Tableplot

Easy layered graphics with Hanami & Tablecloth

(-> datasets/economics-long
    (tc/select-rows #(-> % :variable (= "unemploy")))
    (hanami/base {:=x :date
                  :=y :value})
    (hanami/layer-line {:=mark-color "purple"})
    (hanami/update-data tc/random 5)
    (hanami/layer-point {:=mark-color "green"
                         :=mark-size 200}))

See more examples:

1 Preface

Tableplot is a composition of Hanami data visualization templates and Tablecloth datasets.

It adds a simplified set of Hanami templates and defaults alongside those of Hanami, as well as a set of template-processing functions inspired by ggplot2’s layered grammar of graphics.

The current draft was written by Daniel Slutsky, mentored by jsa-aerial (Hanami author) and Kira McLean.

Source: (GitHub repo)

Artifact: (Clojars coordinates)

Status: The API is almost stable and will soon move to beta stage.

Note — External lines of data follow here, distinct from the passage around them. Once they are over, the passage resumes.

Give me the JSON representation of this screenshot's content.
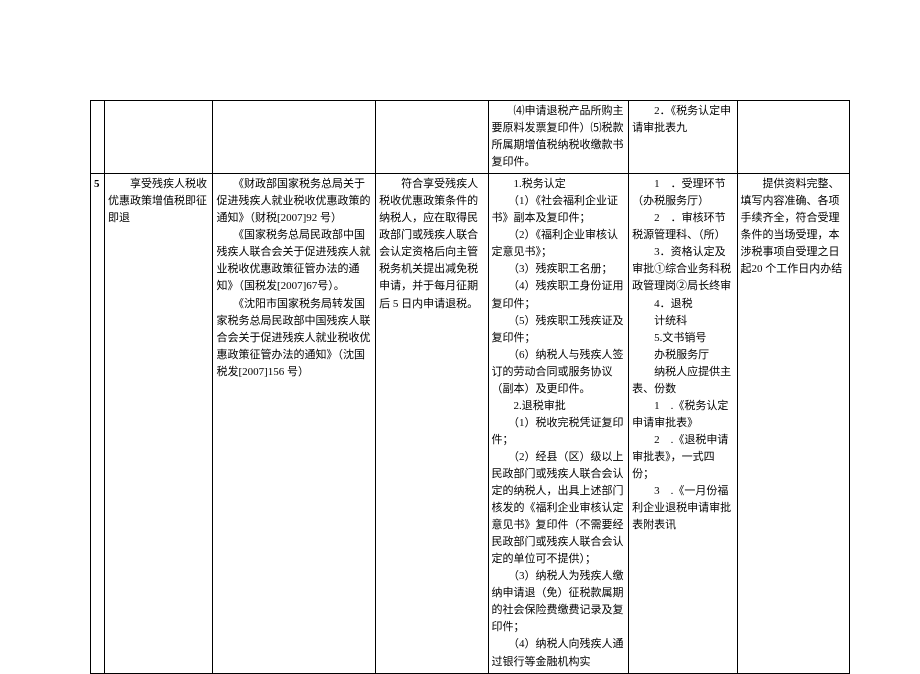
{
  "row0": {
    "c4": "　　⑷申请退税产品所购主要原料发票复印件）⑸税款所属期增值税纳税收缴款书复印件。",
    "c5": "　　2．《税务认定申请审批表九"
  },
  "row1": {
    "num": "5",
    "c1": "　　享受残疾人税收优惠政策增值税即征即退",
    "c2_p1": "　　《财政部国家税务总局关于促进残疾人就业税收优惠政策的通知》（财税[2007]92 号）",
    "c2_p2": "　　《国家税务总局民政部中国残疾人联合会关于促进残疾人就业税收优惠政策征管办法的通知》（国税发[2007]67号）。",
    "c2_p3": "　　《沈阳市国家税务局转发国家税务总局民政部中国残疾人联合会关于促进残疾人就业税收优惠政策征管办法的通知》（沈国税发[2007]156 号）",
    "c3": "　　符合享受残疾人税收优惠政策条件的纳税人，应在取得民政部门或残疾人联合会认定资格后向主管税务机关提出减免税申请，并于每月征期后 5 日内申请退税。",
    "c4_l1": "　　1.税务认定",
    "c4_l2": "　　（1）《社会福利企业证书》副本及复印件；",
    "c4_l3": "　　（2）《福利企业审核认定意见书》；",
    "c4_l4": "　　（3）残疾职工名册；",
    "c4_l5": "　　（4）残疾职工身份证用复印件；",
    "c4_l6": "　　（5）残疾职工残疾证及复印件；",
    "c4_l7": "　　（6）纳税人与残疾人签订的劳动合同或服务协议（副本）及更印件。",
    "c4_l8": "　　2.退税审批",
    "c4_l9": "　　（1）税收完税凭证复印件；",
    "c4_l10": "　　（2）经县（区）级以上民政部门或残疾人联合会认定的纳税人，出具上述部门核发的《福利企业审核认定意见书》复印件（不需要经民政部门或残疾人联合会认定的单位可不提供）；",
    "c4_l11": "　　（3）纳税人为残疾人缴纳申请退（免）征税款属期的社会保险费缴费记录及复印件；",
    "c4_l12": "　　（4）纳税人向残疾人通过银行等金融机构实",
    "c5_l1": "　　1　．受理环节（办税服务厅）",
    "c5_l2": "　　2　．审核环节税源管理科、（所）",
    "c5_l3": "　　3．资格认定及审批①综合业务科税政管理岗②局长终审",
    "c5_l4": "　　4．退税",
    "c5_l5": "　　计统科",
    "c5_l6": "　　5.文书销号",
    "c5_l7": "　　办税服务厅",
    "c5_l8": "　　纳税人应提供主表、份数",
    "c5_l9": "　　1　.《税务认定申请审批表》",
    "c5_l10": "　　2　.《退税申请审批表》，一式四份；",
    "c5_l11": "　　3　.《一月份福利企业退税申请审批表附表讯",
    "c6": "　　提供资料完整、填写内容准确、各项手续齐全，符合受理条件的当场受理，本涉税事项自受理之日起20 个工作日内办结"
  }
}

An early version of this library was demonstrated in Kira Mclean’s April 2024 talk at London Clojurians:

1.1 Two APIs

Tableplot currently supports two APIs:

  • scicloj.tableplot.v1.hanami generates Vega-Lite plots and parially composes with the classic Hanami templates.

  • scicloj.tableplot.v1.plotly generates the Plotly.js plots.

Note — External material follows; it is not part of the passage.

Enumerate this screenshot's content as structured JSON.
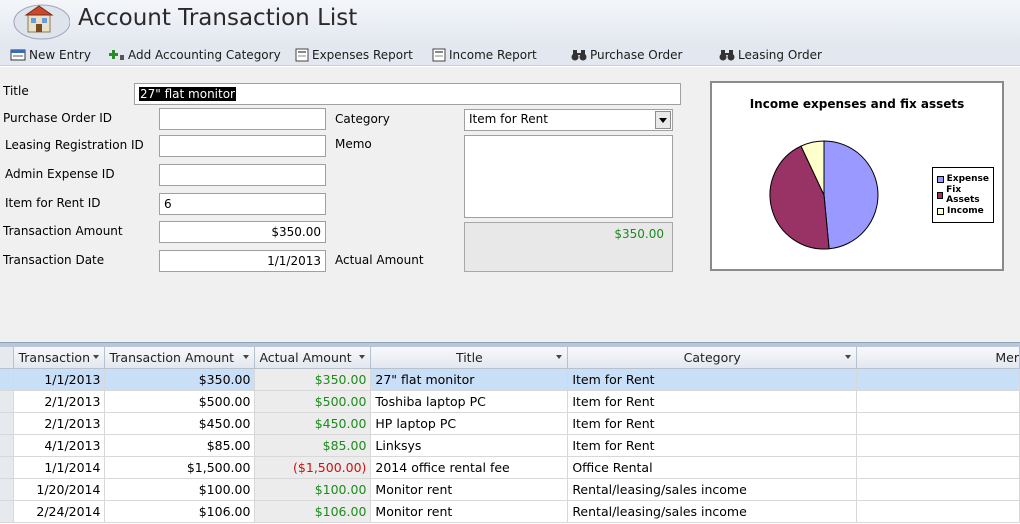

Each of these APIs builds upon the strengths of its target platform and partially uses its naming and concepts. Thus, the two APIs are not completely compatible. The Plotly-based API is expected to grow a little further in terms of its flexibility and the kinds of idioms it can express.

1.2 Near term plan

  • Stabilize both the Vega-Lite-based API and the Plotly.js-based API as Beta stage.
  • Keep developing main ly the Plotly.js-based API (as it will be more flexible to extend).

1.3 Goals

  • Have a functional grammar for common plotting tasks (but not all tasks).
  • In particular, provide an easy way to work with layers.
  • Be able to pass Tablecloth/tech.ml.dataset datasets directly to the plotting functions.
  • Work out-of-the box in Kindly-supporting tools.
  • By default, infer relevant information from the data (e.g., field types).
  • Catch common errors using the data (e.g., missing fields).
  • Be able to use backend Clojure for relevant statistical tasks (e.g., smoothing by regression, histograms, density estimation).
  • Be able to rely on Vega-Lite/Plotly.js for other some components of the pipeline (e.g., scales and coordinates).
  • Provide simpler Hanami templates, compared to the original ones.
  • Still have the option of using the original Hanami templates.
  • Still be able to use all of Vega-Lite/Plotly.js in its raw format for the highest flexibility.

In the longer term, this project is part of the Scicloj effort to create a grammar-of-graphics visualization library in Clojure.